Bij invasieve beademing met een tube kan de patiënt niet praten omdat de tube voorbij de stembanden zit. De opgeblazen cuff (een klein ballonnetje aan het einde van de tube) zorgt ervoor dat alle uitademingslucht via de tube wordt afgevoerd. De stembanden kunnen dan niet in trilling gebracht worden. Hierdoor kan de patiënt niet praten. Als de eerder genoemde slaapmedicijnen niet (meer) worden gegeven, kan de patiënt wel op de omgeving reageren, maar niet praten. Het helpt dan om gerichte vragen te stellen waar de patiënt "ja" op kan knikken of "nee" op kan schudden. Soms lukt het om trefwoorden te schrijven.
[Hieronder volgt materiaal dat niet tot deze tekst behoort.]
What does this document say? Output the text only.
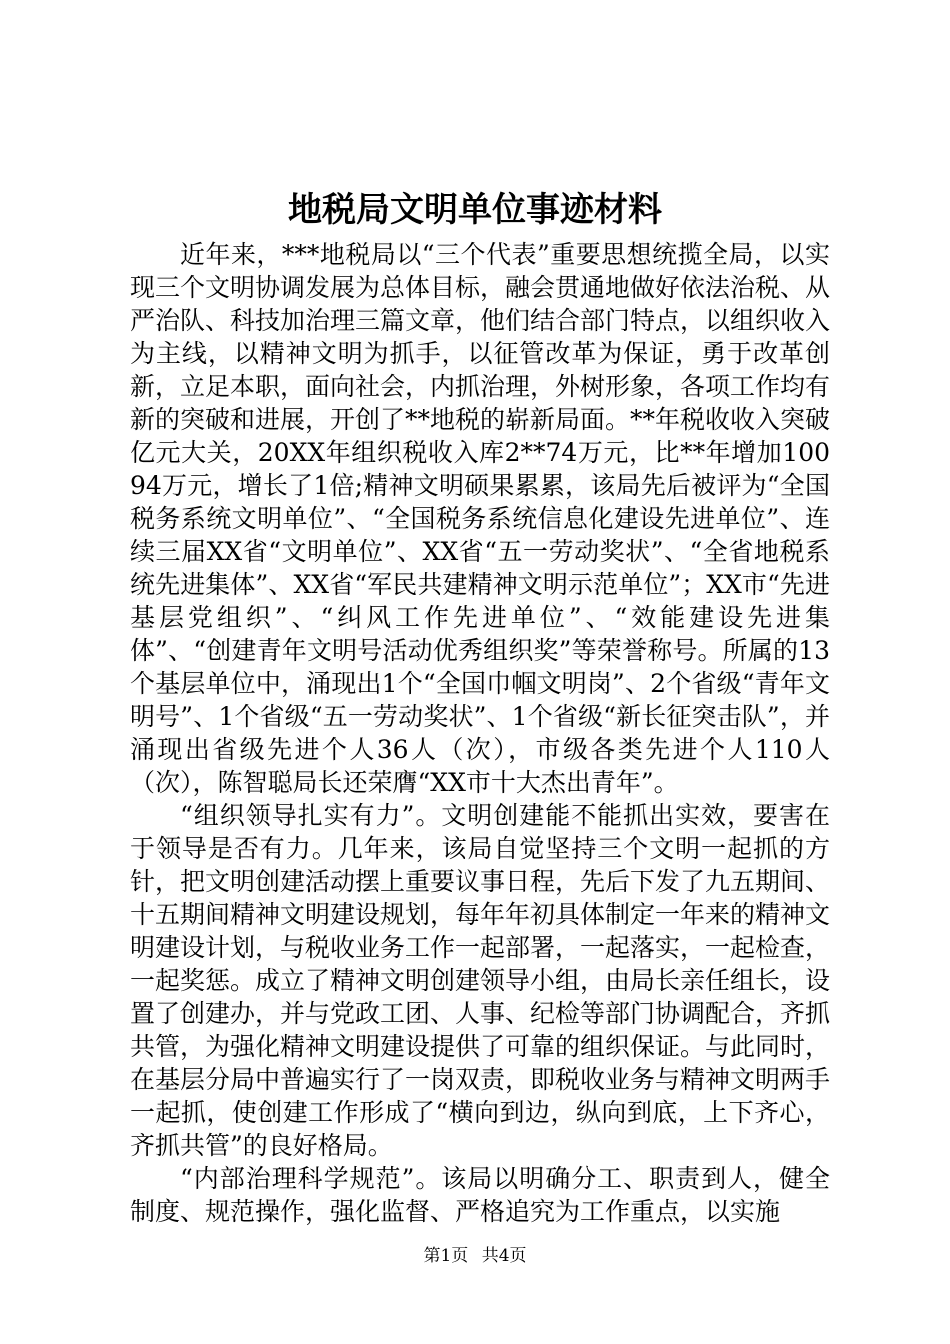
地税局文明单位事迹材料

近年来，***地税局以“三个代表”重要思想统揽全局，以实现三个文明协调发展为总体目标，融会贯通地做好依法治税、从严治队、科技加治理三篇文章，他们结合部门特点，以组织收入为主线，以精神文明为抓手，以征管改革为保证，勇于改革创新，立足本职，面向社会，内抓治理，外树形象，各项工作均有新的突破和进展，开创了**地税的崭新局面。**年税收收入突破亿元大关，20XX年组织税收入库2**74万元，比**年增加10094万元，增长了1倍;精神文明硕果累累，该局先后被评为“全国税务系统文明单位”、“全国税务系统信息化建设先进单位”、连续三届XX省“文明单位”、XX省“五一劳动奖状”、“全省地税系统先进集体”、XX省“军民共建精神文明示范单位”；XX市“先进基层党组织”、“纠风工作先进单位”、“效能建设先进集体”、“创建青年文明号活动优秀组织奖”等荣誉称号。所属的13个基层单位中，涌现出1个“全国巾帼文明岗”、2个省级“青年文明号”、1个省级“五一劳动奖状”、1个省级“新长征突击队”，并涌现出省级先进个人36人（次），市级各类先进个人110人（次），陈智聪局长还荣膺“XX市十大杰出青年”。

“组织领导扎实有力”。文明创建能不能抓出实效，要害在于领导是否有力。几年来，该局自觉坚持三个文明一起抓的方针，把文明创建活动摆上重要议事日程，先后下发了九五期间、十五期间精神文明建设规划，每年年初具体制定一年来的精神文明建设计划，与税收业务工作一起部署，一起落实，一起检查，一起奖惩。成立了精神文明创建领导小组，由局长亲任组长，设置了创建办，并与党政工团、人事、纪检等部门协调配合，齐抓共管，为强化精神文明建设提供了可靠的组织保证。与此同时，在基层分局中普遍实行了一岗双责，即税收业务与精神文明两手一起抓，使创建工作形成了“横向到边，纵向到底，上下齐心，齐抓共管”的良好格局。

“内部治理科学规范”。该局以明确分工、职责到人，健全制度、规范操作，强化监督、严格追究为工作重点，以实施

第1页 共4页
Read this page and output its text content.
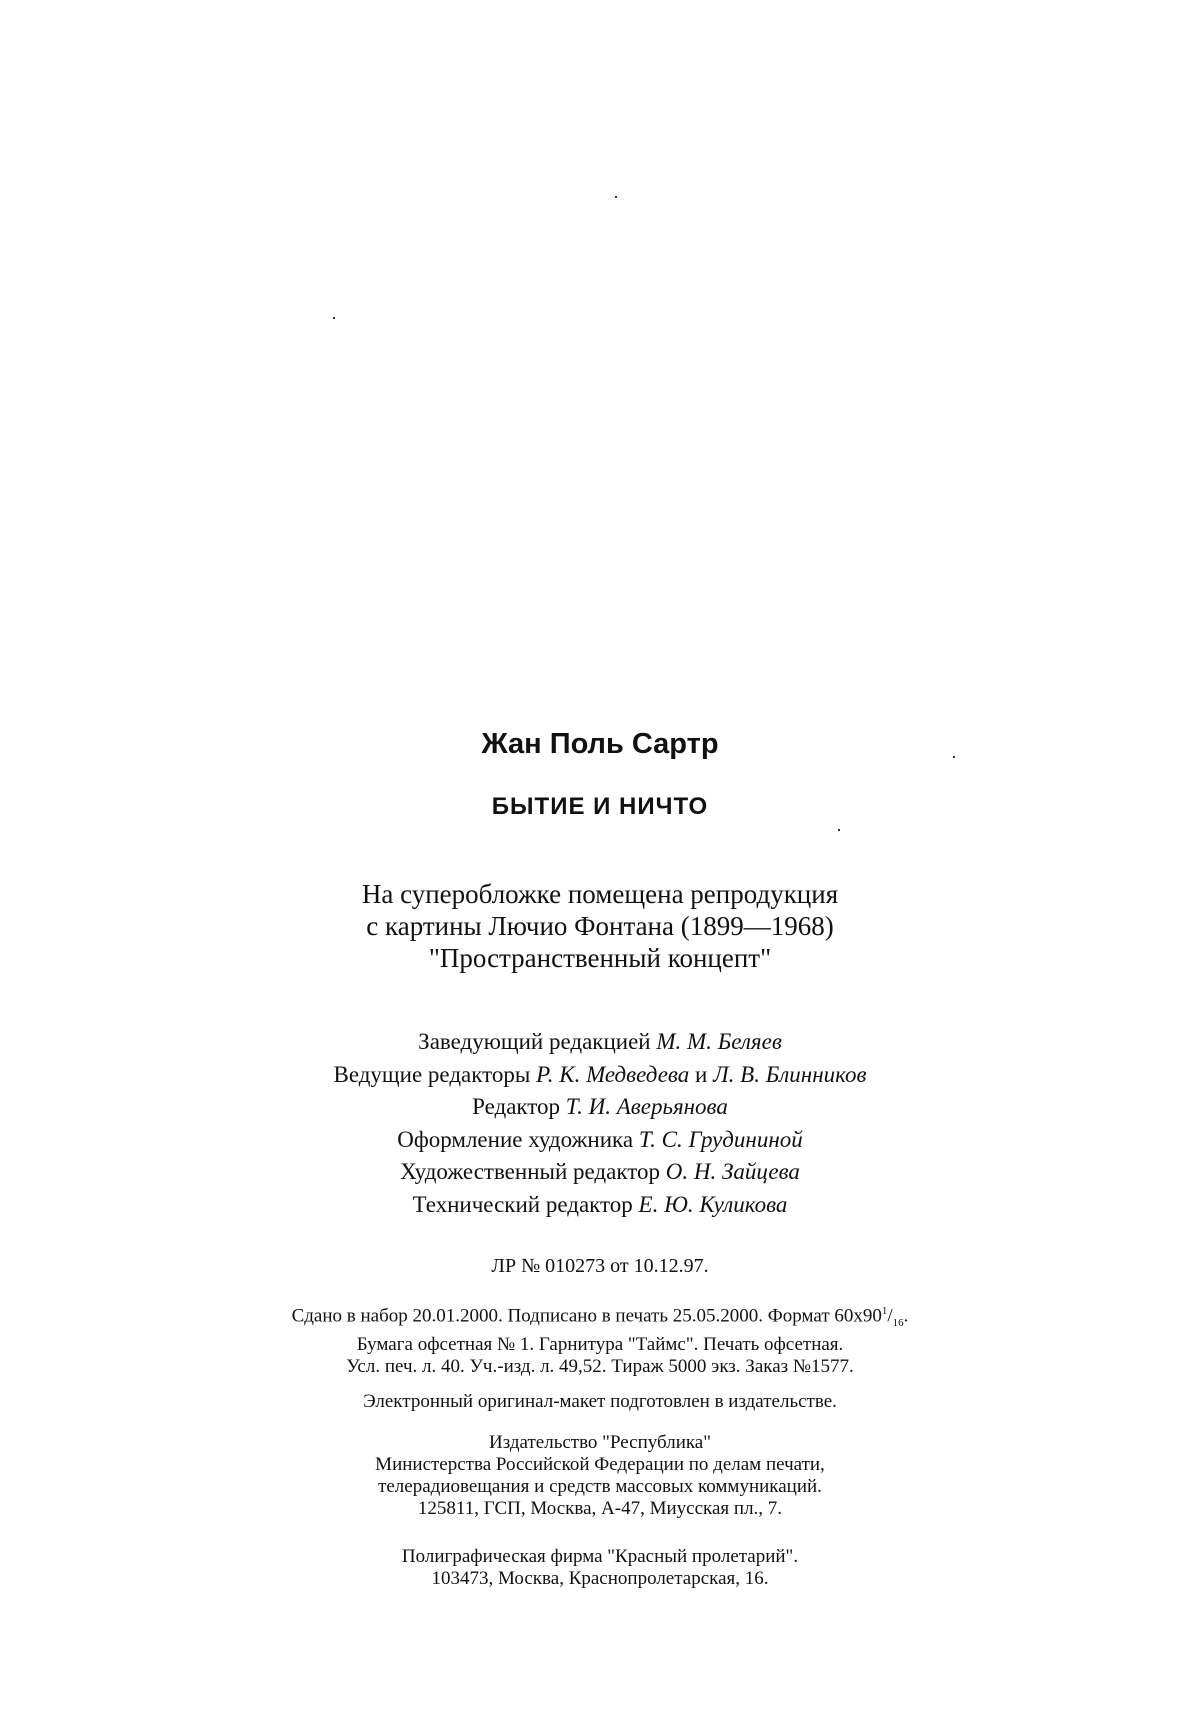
Жан Поль Сартр
БЫТИЕ И НИЧТО
На суперобложке помещена репродукция
с картины Лючио Фонтана (1899—1968)
"Пространственный концепт"
Заведующий редакцией М. М. Беляев
Ведущие редакторы Р. К. Медведева и Л. В. Блинников
Редактор Т. И. Аверьянова
Оформление художника Т. С. Грудининой
Художественный редактор О. Н. Зайцева
Технический редактор Е. Ю. Куликова
ЛР № 010273 от 10.12.97.
Сдано в набор 20.01.2000. Подписано в печать 25.05.2000. Формат $60x90^1/_{16}$.
Бумага офсетная № 1. Гарнитура "Таймс". Печать офсетная.
Усл. печ. л. 40. Уч.-изд. л. 49,52. Тираж 5000 экз. Заказ №1577.
Электронный оригинал-макет подготовлен в издательстве.
Издательство "Республика"
Министерства Российской Федерации по делам печати,
телерадиовещания и средств массовых коммуникаций.
125811, ГСП, Москва, А-47, Миусская пл., 7.
Полиграфическая фирма "Красный пролетарий".
103473, Москва, Краснопролетарская, 16.
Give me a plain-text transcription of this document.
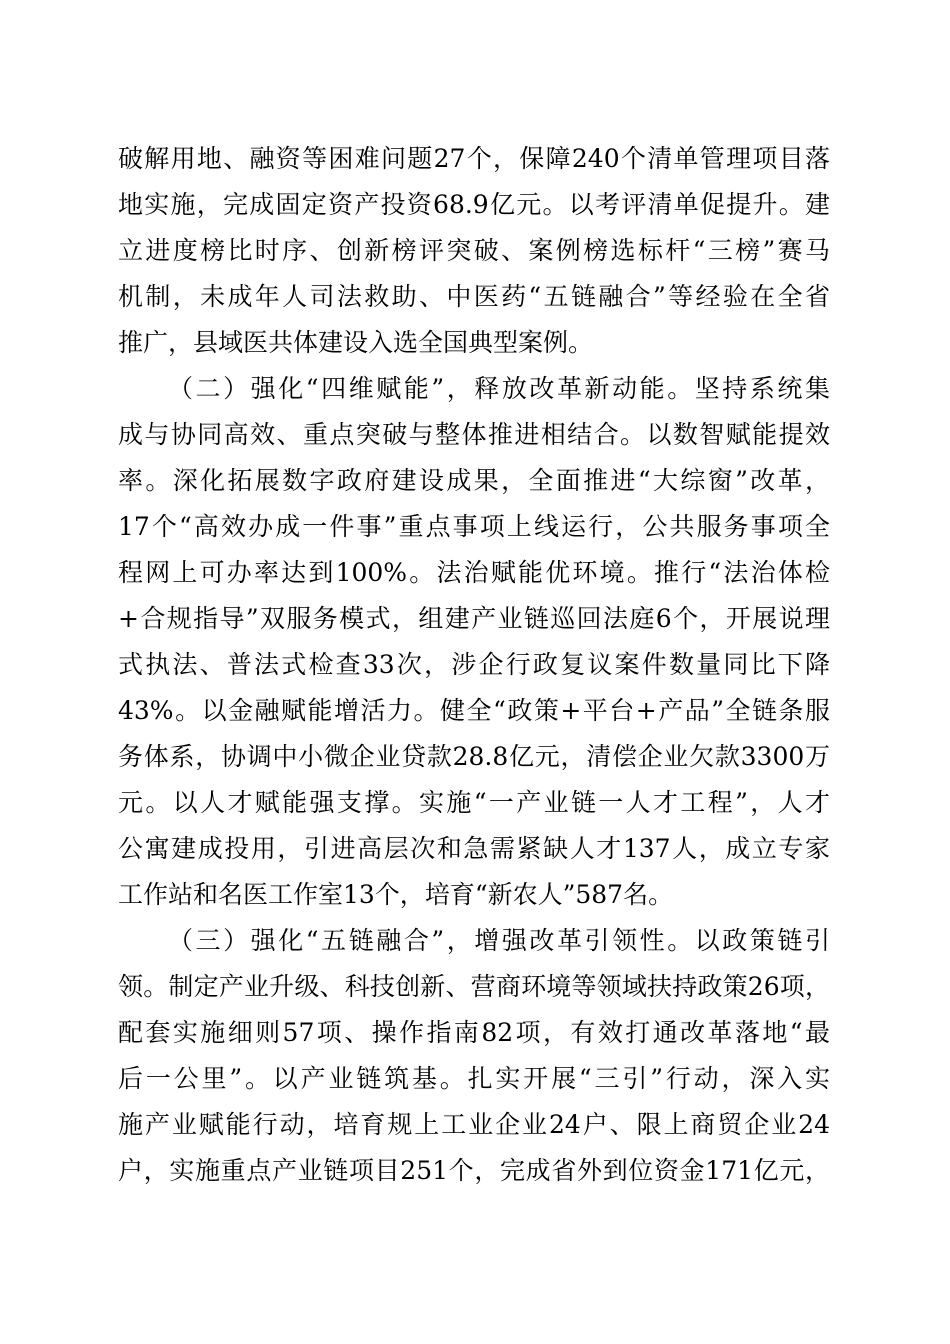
破解用地、融资等困难问题27个，保障240个清单管理项目落
地实施，完成固定资产投资68.9亿元。以考评清单促提升。建
立进度榜比时序、创新榜评突破、案例榜选标杆“三榜”赛马
机制，未成年人司法救助、中医药“五链融合”等经验在全省
推广，县域医共体建设入选全国典型案例。
（二）强化“四维赋能”，释放改革新动能。坚持系统集
成与协同高效、重点突破与整体推进相结合。以数智赋能提效
率。深化拓展数字政府建设成果，全面推进“大综窗”改革，
17个“高效办成一件事”重点事项上线运行，公共服务事项全
程网上可办率达到100%。法治赋能优环境。推行“法治体检
+合规指导”双服务模式，组建产业链巡回法庭6个，开展说理
式执法、普法式检查33次，涉企行政复议案件数量同比下降
43%。以金融赋能增活力。健全“政策+平台+产品”全链条服
务体系，协调中小微企业贷款28.8亿元，清偿企业欠款3300万
元。以人才赋能强支撑。实施“一产业链一人才工程”，人才
公寓建成投用，引进高层次和急需紧缺人才137人，成立专家
工作站和名医工作室13个，培育“新农人”587名。
（三）强化“五链融合”，增强改革引领性。以政策链引
领。制定产业升级、科技创新、营商环境等领域扶持政策26项，
配套实施细则57项、操作指南82项，有效打通改革落地“最
后一公里”。以产业链筑基。扎实开展“三引”行动，深入实
施产业赋能行动，培育规上工业企业24户、限上商贸企业24
户，实施重点产业链项目251个，完成省外到位资金171亿元，
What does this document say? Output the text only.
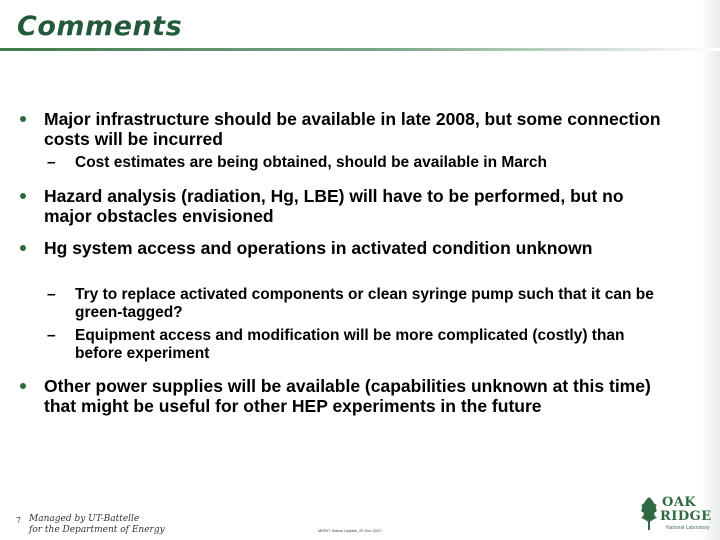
Comments
Major infrastructure should be available in late 2008, but some connection costs will be incurred
– Cost estimates are being obtained, should be available in March
Hazard analysis (radiation, Hg, LBE) will have to be performed, but no major obstacles envisioned
Hg system access and operations in activated condition unknown
– Try to replace activated components or clean syringe pump such that it can be green-tagged?
– Equipment access and modification will be more complicated (costly) than before experiment
Other power supplies will be available (capabilities unknown at this time) that might be useful for other HEP experiments in the future
7 Managed by UT-Battelle
for the Department of Energy	MERIT Status Update, 20 Dec 2007
OAK
RIDGE
National Laboratory
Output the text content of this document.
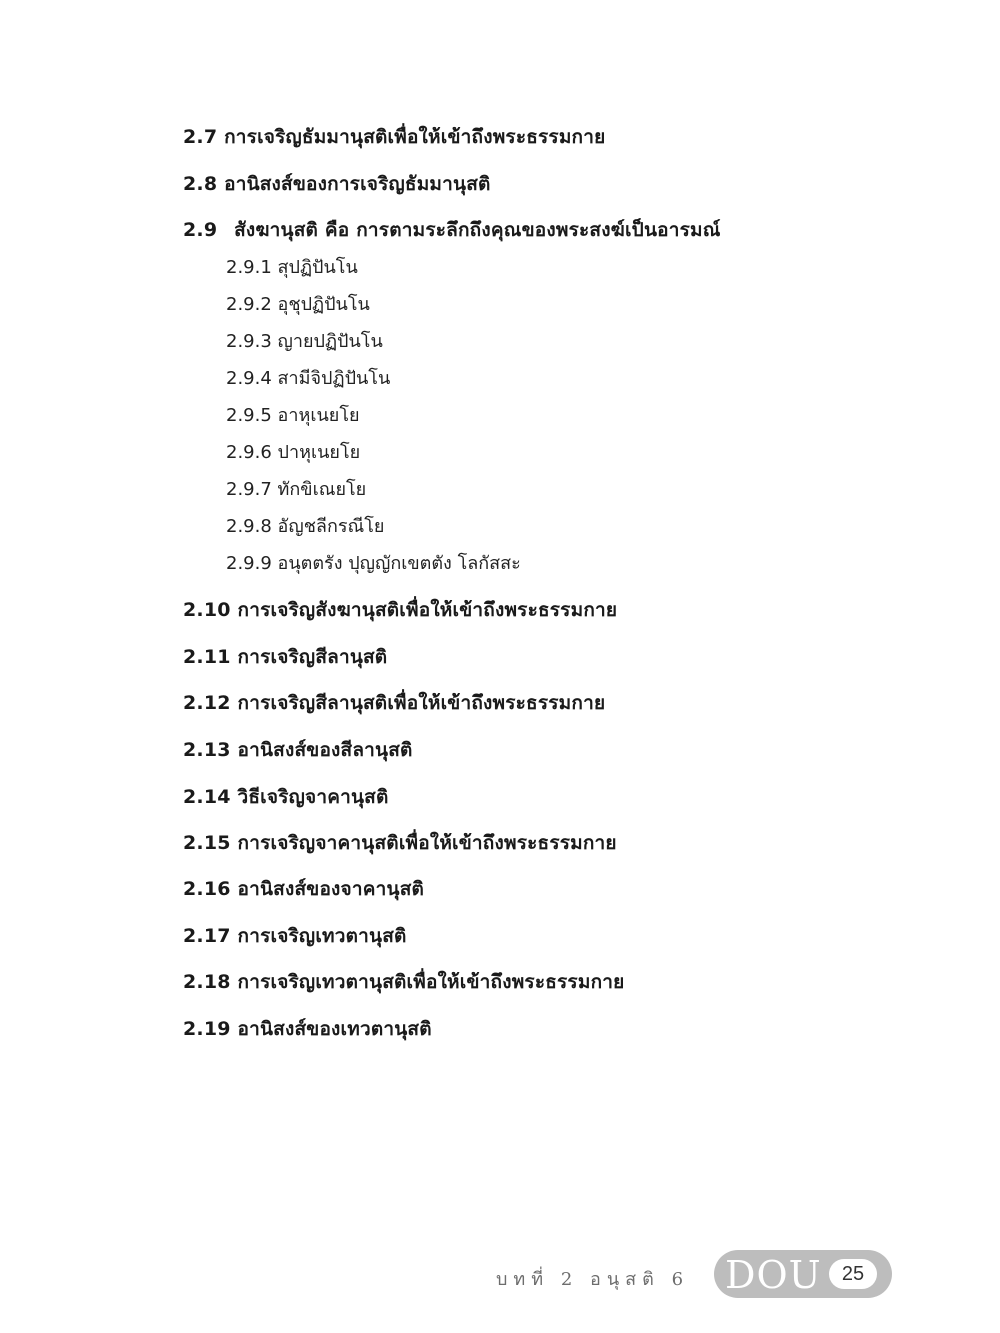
2.7 การเจริญธัมมานุสติเพื่อให้เข้าถึงพระธรรมกาย
2.8 อานิสงส์ของการเจริญธัมมานุสติ
2.9 สังฆานุสติ คือ การตามระลึกถึงคุณของพระสงฆ์เป็นอารมณ์
2.9.1 สุปฏิปันโน
2.9.2 อุชุปฏิปันโน
2.9.3 ญายปฏิปันโน
2.9.4 สามีจิปฏิปันโน
2.9.5 อาหุเนยโย
2.9.6 ปาหุเนยโย
2.9.7 ทักขิเณยโย
2.9.8 อัญชลีกรณีโย
2.9.9 อนุตตรัง ปุญญักเขตตัง โลกัสสะ
2.10 การเจริญสังฆานุสติเพื่อให้เข้าถึงพระธรรมกาย
2.11 การเจริญสีลานุสติ
2.12 การเจริญสีลานุสติเพื่อให้เข้าถึงพระธรรมกาย
2.13 อานิสงส์ของสีลานุสติ
2.14 วิธีเจริญจาคานุสติ
2.15 การเจริญจาคานุสติเพื่อให้เข้าถึงพระธรรมกาย
2.16 อานิสงส์ของจาคานุสติ
2.17 การเจริญเทวตานุสติ
2.18 การเจริญเทวตานุสติเพื่อให้เข้าถึงพระธรรมกาย
2.19 อานิสงส์ของเทวตานุสติ
บทที่ 2 อนุสติ 6 DOU	25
Sinds kort zijn er op elke IC-unit tablets beschikbaar met daarop een speciale iPad-communicatie-app, genaamd voICe, voor beademde en wakkere IC-patiënten. Deze app is door de Intensive Care van het Radboud umc ontwikkeld, vraagt weinig spierkracht en motoriek, werkt intuïtief en is eenvoudig en begrijpelijk voor iedereen. De verpleegkundige kan u en de patiënt helpen om zo goed mogelijk met elkaar te communiceren.

Hoesten

Een patiënt kan wel hoesten maar kan het slijm niet uit de beademingsslang verwijderen. De verpleegkundige moet dan meerdere keren per dag het slijm via de tube wegzuigen met een slangetje. Veel mensen vinden het wegzuigen van het slijm een onprettig gezicht.

Alarmen

Op de IC gaan veel alarmen, ook de beademingsmachine kan verschillende alarmen geven. Dit is normaal en hoeft niet te betekenen dat er iets aan de hand is. De verpleegkundigen weten wanneer en hoe ze op de alarmen moeten reageren.

Gevolgen

Zoals alle behandelingen en ingrepen heeft ook kunstmatige beademing nadelige gevolgen (complicaties). Om deze complicaties tot een minimum te beperken worden er diverse maatregelen getroffen en probeert men de beademingsduur zo kort mogelijk te houden. Voorbeelden van complicaties zijn:

  • Infecties
  • Beschadiging van de longen
  • Keelpijn
  • Heesheid
iPad om mee te communiceren

Tracheacanule

Soms is het nodig om een buisje in de luchtpijp in te brengen via een snede in de hals, dit buisje heet een tracheacanule. Een tracheacanule wordt ingebracht als een tube via de mond niet gaat of wanneer langdurige beademing nodig is. Voor het maken van deze opening is een kleine ingreep nodig, dit gebeurt onder narcose. De ingreep vindt meestal op de IC plaats, soms zal de ingreep op de operatiekamer plaatsvinden. Voordat de artsen een tracheacanule aanleggen wordt dit met de contactpersoon besproken.